Castro & Vorcaro

    (*) Gisele Leite

    Depois de muitos encontros, viagens e nomeações apontam para um elo particular entre o ex-governador do Rio de Janeiro e o réu Daniel Vorcaro, o que facilitou o aporte de mais de três bilhões no Master através da Rioprevidência, conforme informa a Polícia Federal.

    A decisão judicial que retirou o sigilo da investigação da Polícia Federal(PF) sobre as aplicações feitas pela Rioprevidência no Banco Master indica a existência de relação pessoal entre o banqueiro preso e o ex-governador do Rio de Janeiro.

    “A relação de Daniel Bueno Vorcaro e Cláudio Bomfim de Castro e Silva trazida aos autos ultrapassou o mero contato institucional, alcançando indícios concretos da ocorrência de tratativas ilícitas que viabilizaram a captação de um total de R$ 3.691.000.000,00 em investimentos no Banco Master, somando-se os montantes aplicados em fundos e Letras Financeiras”.

    Novamente, em 26 de maio do corrente ano, Castro sofreu nova busca apreensão em seu apartamento situado na Barra da Tijuca e teve dois celulares apreendidos e outros eletrônicos e documentos.

    As investigações indicam que recursos do fundo de previdência dos servidores estaduais foram aplicados em Letras Financeiras e fundos ligados ao Banco Master “em desconformidade com a política de investimentos do RPPS e com as exigências regulatórias”.

    De acordo com a decisão, o esquema teria envolvido “alterações deliberadas nos procedimentos internos”, credenciamentos considerados apenas formais, ausência de análises técnicas, concentração excessiva de risco e o uso de intermediários para aumentar comissões e ocultar pagamentos de vantagens indevidas.

    Segundo os investigadores a atuação do ex-governador do RJ não se restringiu aos contatos institucionais, pois incluiu explícito vínculo pessoal estreito com o controlador do Banco Master, atualmente, réu preso.

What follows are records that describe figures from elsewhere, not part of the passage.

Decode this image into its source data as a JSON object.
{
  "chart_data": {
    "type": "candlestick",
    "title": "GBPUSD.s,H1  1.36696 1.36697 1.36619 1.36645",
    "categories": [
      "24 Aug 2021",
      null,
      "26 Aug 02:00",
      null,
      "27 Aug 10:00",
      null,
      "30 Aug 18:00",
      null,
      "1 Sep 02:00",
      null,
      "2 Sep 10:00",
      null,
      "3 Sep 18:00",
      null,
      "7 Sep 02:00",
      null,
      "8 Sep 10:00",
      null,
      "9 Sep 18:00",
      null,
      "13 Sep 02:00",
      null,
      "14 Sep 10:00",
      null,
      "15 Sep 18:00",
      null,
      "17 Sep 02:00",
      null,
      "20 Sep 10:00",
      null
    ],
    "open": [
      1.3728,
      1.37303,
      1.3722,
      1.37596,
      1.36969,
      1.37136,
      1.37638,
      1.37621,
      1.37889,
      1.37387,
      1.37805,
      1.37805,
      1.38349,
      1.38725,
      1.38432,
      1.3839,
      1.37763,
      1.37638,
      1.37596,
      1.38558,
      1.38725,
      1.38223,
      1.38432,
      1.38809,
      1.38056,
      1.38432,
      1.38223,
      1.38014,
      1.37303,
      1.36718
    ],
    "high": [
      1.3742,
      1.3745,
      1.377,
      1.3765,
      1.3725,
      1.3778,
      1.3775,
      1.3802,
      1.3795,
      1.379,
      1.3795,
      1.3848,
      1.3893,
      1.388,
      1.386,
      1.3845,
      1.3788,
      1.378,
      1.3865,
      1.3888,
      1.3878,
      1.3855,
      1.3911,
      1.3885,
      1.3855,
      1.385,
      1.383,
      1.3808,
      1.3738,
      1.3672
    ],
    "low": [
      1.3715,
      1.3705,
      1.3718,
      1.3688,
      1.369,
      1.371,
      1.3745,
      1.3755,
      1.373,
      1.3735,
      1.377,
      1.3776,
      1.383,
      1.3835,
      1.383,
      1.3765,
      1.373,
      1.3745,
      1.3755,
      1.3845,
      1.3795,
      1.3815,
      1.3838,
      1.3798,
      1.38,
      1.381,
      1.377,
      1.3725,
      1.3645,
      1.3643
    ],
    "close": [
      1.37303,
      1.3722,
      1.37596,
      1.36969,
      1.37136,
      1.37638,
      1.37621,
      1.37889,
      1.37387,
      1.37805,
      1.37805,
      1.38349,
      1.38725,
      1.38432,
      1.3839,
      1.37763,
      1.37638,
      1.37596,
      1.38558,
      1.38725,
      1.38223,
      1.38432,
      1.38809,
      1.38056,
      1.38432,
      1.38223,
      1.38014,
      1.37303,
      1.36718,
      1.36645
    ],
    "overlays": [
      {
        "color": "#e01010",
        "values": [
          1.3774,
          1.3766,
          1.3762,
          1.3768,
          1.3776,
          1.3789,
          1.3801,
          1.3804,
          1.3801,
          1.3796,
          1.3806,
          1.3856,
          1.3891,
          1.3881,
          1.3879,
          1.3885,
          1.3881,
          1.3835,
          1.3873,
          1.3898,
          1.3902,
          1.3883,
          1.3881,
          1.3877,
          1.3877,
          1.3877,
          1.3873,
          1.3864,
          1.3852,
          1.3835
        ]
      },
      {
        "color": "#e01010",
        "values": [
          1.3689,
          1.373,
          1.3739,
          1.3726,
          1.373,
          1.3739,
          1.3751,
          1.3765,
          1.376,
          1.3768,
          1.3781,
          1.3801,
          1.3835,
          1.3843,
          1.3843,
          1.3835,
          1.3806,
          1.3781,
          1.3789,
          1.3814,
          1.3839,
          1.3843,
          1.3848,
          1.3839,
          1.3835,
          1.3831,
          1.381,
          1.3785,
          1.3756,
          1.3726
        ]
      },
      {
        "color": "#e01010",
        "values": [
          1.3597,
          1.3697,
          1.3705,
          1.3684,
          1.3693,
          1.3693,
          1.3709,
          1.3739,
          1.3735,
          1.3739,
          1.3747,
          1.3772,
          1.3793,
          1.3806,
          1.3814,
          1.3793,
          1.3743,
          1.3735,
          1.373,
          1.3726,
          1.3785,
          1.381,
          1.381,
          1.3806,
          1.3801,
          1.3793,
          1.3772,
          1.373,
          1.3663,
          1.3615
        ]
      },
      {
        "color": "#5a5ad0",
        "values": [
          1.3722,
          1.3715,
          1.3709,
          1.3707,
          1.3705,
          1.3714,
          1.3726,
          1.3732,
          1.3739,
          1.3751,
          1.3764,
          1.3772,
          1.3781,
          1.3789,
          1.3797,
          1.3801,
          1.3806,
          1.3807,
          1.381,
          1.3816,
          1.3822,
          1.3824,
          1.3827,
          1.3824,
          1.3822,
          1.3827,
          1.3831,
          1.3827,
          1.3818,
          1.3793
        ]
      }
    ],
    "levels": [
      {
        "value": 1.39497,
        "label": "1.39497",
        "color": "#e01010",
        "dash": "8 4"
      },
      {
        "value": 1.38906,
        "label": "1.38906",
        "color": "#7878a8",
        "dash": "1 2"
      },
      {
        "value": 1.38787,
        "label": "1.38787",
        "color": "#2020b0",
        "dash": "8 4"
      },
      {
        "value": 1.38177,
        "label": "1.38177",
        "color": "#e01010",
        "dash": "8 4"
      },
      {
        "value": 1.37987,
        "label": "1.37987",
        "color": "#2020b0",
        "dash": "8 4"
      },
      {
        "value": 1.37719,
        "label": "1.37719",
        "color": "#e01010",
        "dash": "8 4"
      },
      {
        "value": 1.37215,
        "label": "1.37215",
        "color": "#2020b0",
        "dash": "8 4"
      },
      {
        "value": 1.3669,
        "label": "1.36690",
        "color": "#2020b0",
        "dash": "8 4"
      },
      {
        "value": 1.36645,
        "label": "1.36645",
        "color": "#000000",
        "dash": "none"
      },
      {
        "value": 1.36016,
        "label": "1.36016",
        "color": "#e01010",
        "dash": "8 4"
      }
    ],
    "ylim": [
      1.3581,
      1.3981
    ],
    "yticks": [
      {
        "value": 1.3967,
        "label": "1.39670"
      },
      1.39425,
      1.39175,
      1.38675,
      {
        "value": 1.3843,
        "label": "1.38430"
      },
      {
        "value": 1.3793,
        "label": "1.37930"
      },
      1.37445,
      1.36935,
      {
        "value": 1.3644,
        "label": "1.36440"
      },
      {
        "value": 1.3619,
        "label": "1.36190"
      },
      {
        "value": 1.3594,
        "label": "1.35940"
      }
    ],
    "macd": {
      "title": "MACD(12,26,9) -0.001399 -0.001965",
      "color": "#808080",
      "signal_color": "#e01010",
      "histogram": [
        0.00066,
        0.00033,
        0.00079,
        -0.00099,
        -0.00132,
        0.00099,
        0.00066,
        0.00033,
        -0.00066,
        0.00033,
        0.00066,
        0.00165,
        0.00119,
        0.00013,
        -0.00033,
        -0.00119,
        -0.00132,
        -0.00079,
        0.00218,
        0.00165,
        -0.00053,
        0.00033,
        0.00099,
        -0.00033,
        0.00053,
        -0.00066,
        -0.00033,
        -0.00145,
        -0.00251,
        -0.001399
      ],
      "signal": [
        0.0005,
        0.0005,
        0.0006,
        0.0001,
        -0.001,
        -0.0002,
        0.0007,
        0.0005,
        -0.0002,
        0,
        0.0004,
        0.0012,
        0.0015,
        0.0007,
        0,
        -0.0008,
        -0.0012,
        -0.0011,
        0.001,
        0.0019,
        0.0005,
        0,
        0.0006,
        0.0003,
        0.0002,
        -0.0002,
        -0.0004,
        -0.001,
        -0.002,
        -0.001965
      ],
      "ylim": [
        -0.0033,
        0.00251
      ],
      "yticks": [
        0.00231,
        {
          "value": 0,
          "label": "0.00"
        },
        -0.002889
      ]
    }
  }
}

    A folha de pagamento dos inativos e pensionistas da Rioprevidência é de 241.927 servidores, de acordo com dados de abril da Subsecretaria de Gestão de Pessoas, da Casa Civil. O valor gasto mensal com a folha de pagamento é de R$ 2,1 bilhões. Ou seja, os R$ 3,7 bilhões aplicados no Master representam quase dois meses de pagamento.

    Ainda segundo a decisão, a relação teria garantido o “alinhamento político necessário” para liberar os investimentos e influenciado a nomeação de dirigentes estratégicos na Rioprevidência, incluindo cargos de presidência, diretoria e gerência de investimentos.

    Para os investigadores, essas indicações sugerem que decisões sobre aplicações de recursos previdenciários teriam sido tomadas em desacordo com normas técnicas e regulatórias, mas alinhadas aos interesses do Banco Master.

    O documento também afirma que os aportes continuaram mesmo após alertas formais de órgãos de controle e pareceres técnicos desfavoráveis, mantendo o fluxo de recursos públicos para operações classificadas como “temerárias” e sem justificativa técnica.

    Em tempo, a defesa de Cláudio Castro afirmou que o ex-governador se encontra à disposição da Justiça e sustentou que todos seus atos de gestão obedeceram aos critérios técnicos e legais previstos na legislação. Igualmente, a defesa do ex-Banco Master igualmente nega irregularidades.

    Caso se concretize a colaboração premiada de Vorcaro, conheceremos as autoridades e demais atores no cenário financeiro e econômico que facilitaram sua atuação pelo Banco Master. No Congresso Nacional, é temida a possível CPI do Banco Master.

    Os principais presos e investigados pela Polícia Federal por conta das fraudes envolvendo o Banco Master incluem seu controlador e outros ligados à instituição:

    Daniel Vorcaro: controlador e ex-presidente do Banco Master, apontado como o líder do esquema. Ele foi preso preventivamente por determinação do ministro André Mendonça, do STF.

    Henrique Vorcaro: pai de Daniel Vorcaro, preso na 6ª fase da operação sob a suspeita de integrar o “núcleo violento” e financiar o esquema.

    Fabiano Campos Zettel: cunhado de Daniel Vorcaro e alvo de prisão preventiva.

    Luiz Phillipi Machado de Moraes Mourão: apontado nas investigações como chefe do grupo que intimidava e ameaçava desafetos da instituição.

    Marilson Roseno da Silva: preso durante as fases da operação.

    (*) Gisele Leite – Mestre e Doutora em Direito, é professora universitária.